For sex, the range of desirable values is only ' male ', ' female ', and both men and women may stand at 50% of the table's data, when adding a B-tree index or need to take out half of the data, it is completely unnecessary. Conversely, if a field has a wide range of values, with little repetition, such as a social security number, it is more appropriate to use a B-tree index at this time. In fact, when the fetched row data occupies most of the data in the table, even if the B-tree index is added, the database, such as Oracle, MySQL, will not use the B-tree index, and most likely, a row of full scans.

2. Bitmap indexing

If a user queries a column that has a very small cardinality, that is, only a few fixed values, such as gender, marital status, administrative districts, and so on. To have a smaller Lie Jian index for these cardinality values, you need to create a bitmap index.

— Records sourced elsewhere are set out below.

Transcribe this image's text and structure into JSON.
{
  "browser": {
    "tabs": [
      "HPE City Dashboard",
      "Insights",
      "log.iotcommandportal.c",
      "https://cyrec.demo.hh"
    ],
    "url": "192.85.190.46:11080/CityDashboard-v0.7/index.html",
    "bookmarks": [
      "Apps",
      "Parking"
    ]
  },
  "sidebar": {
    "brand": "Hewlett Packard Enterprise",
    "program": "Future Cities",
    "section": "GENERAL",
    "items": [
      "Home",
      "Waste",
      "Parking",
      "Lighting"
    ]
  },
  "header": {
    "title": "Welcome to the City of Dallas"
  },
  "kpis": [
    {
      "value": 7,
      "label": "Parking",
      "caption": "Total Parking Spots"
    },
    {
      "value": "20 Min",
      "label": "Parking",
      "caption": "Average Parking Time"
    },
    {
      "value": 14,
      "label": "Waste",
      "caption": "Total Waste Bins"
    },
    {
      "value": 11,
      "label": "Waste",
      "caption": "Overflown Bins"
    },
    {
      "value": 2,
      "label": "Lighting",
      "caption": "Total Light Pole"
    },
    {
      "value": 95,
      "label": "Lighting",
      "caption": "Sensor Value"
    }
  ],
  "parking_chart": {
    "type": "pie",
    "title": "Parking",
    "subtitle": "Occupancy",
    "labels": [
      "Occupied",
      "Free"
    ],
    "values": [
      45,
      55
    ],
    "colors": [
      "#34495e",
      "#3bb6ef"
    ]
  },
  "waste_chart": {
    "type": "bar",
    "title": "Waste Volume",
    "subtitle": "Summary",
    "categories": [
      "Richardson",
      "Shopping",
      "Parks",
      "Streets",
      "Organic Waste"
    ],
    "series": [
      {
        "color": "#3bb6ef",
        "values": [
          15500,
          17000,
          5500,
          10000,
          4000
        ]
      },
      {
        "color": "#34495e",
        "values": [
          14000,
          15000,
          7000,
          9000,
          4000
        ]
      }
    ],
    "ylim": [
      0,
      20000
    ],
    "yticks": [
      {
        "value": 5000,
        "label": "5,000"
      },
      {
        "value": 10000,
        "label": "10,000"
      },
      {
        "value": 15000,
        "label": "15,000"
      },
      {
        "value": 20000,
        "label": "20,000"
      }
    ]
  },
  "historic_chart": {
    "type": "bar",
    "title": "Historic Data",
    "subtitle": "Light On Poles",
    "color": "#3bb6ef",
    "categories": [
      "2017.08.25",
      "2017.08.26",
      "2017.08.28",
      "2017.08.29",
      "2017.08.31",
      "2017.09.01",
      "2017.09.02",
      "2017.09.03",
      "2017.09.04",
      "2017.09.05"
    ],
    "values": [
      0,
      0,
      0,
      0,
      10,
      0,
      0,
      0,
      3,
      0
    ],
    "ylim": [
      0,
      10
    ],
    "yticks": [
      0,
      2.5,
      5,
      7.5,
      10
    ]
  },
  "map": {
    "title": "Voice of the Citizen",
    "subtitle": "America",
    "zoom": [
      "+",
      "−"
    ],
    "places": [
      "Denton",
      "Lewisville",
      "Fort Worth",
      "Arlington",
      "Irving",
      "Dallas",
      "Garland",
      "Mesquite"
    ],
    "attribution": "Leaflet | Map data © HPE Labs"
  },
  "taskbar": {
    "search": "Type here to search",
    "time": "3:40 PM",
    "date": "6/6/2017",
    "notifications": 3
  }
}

For the gender column, the bitmap index forms two vectors, the male vector is 10100 ..., each of the vectors indicates whether the row is male, if it is bit 1, no 0, and the same, the female vector bit 01011.

RowId 1 2 3 4 5

Male 1 0 1 0 0

Female 0 1 0 1 1

For the Marital Status column, the bitmap index generates three vectors, married 11000 ..., unmarried for 00100 ..., divorce 00010 ...

RowId 1 2 3 4 5

Married 1 1 0 0 0

Unmarried 0 0 1 0 1

Divorced 0 0 0 1 0

When we use the query statement "SELECT * from table where gender= ' man ' and marital=" unmarried "?" The first time to remove the male vector 10100 ..., and then take out the unmarried vector 00100 ..., the two vector to do and operation, then generate a new vector 00100 ..., you can find that the third bit is 1, that the table's third row of data is the result we need to query.

RowId 1 2 3 4 5

Male 1 0 1 0 0

and unmarried 0 0 1 0 1

Results 0 0 1 0 0

3. Applicable conditions for bitmap indexing

As stated above, the bitmap index is suitable for columns with only a few fixed values, such as gender, marital status, administrative district, etc., and the identity card type is not suitable for bitmap indexing.

In addition, bitmap indexes are suitable for static data, not for columns that are frequently updated by indexes.

For example, there is a field busy, recording the busy of each machine or not, when the machine is busy, busy is 1, when the machine is not busy, busy is 0. This time someone would say to use a bitmap index because busy has only two values. OK, we use the bitmap index to index the busy field! Suppose user A updates the busy value of a machine with update, such as the Update table set Table.busy=1 where rowid=100?, but there is no commit, and User B updates the busy value of the other machine with update, Update table set Table.busy=1 where rowid=12? This time User B can not update, need to wait for user a commit. Cause: User A updated the busy value of a machine to 1, causing all the busy of the machine's bitmap vectors to change, so that the database locks all the rows of the Busy=1 and is unlocked only after a commit.

Data Source:

Http://www.360doc.com/content/14/0508/15/11965070_375805586.shtml

Https://en.wikipedia.org/wiki/Bitmap_index

Http://baike.baidu.com/link?url=V3bMusSRzP6u-1bBHYDX1WeYs2OAmE9v9KKwmVAwRt_Huk7Ky2QmqXgDbdN5oaZtZgh6rPk740r8r8QN6Jdm6_

Database index-Bitmap index

Contact Us

The content source of this page is from Internet, which doesn't represent Alibaba Cloud's opinion; products and services mentioned on that page don't have any relationship with Alibaba Cloud. If the content of the page makes you feel confusing, please write us an email, we will handle the problem within 5 days after receiving your email.

If you find any instances of plagiarism from the community, please send an email to: info-contact@alibabacloud.com and provide relevant evidence. A staff member will contact you within 5 working days.

A Free Trial That Lets You Build Big!

Start building with 50+ products and up to 12 months usage for Elastic Compute Service

  • Sales Support

    1 on 1 presale consultation

  • After-Sales Support

    24/7 Technical Support 6 Free Tickets per Quarter Faster Response

  • Alibaba Cloud offers highly flexible support services tailored to meet your exact needs.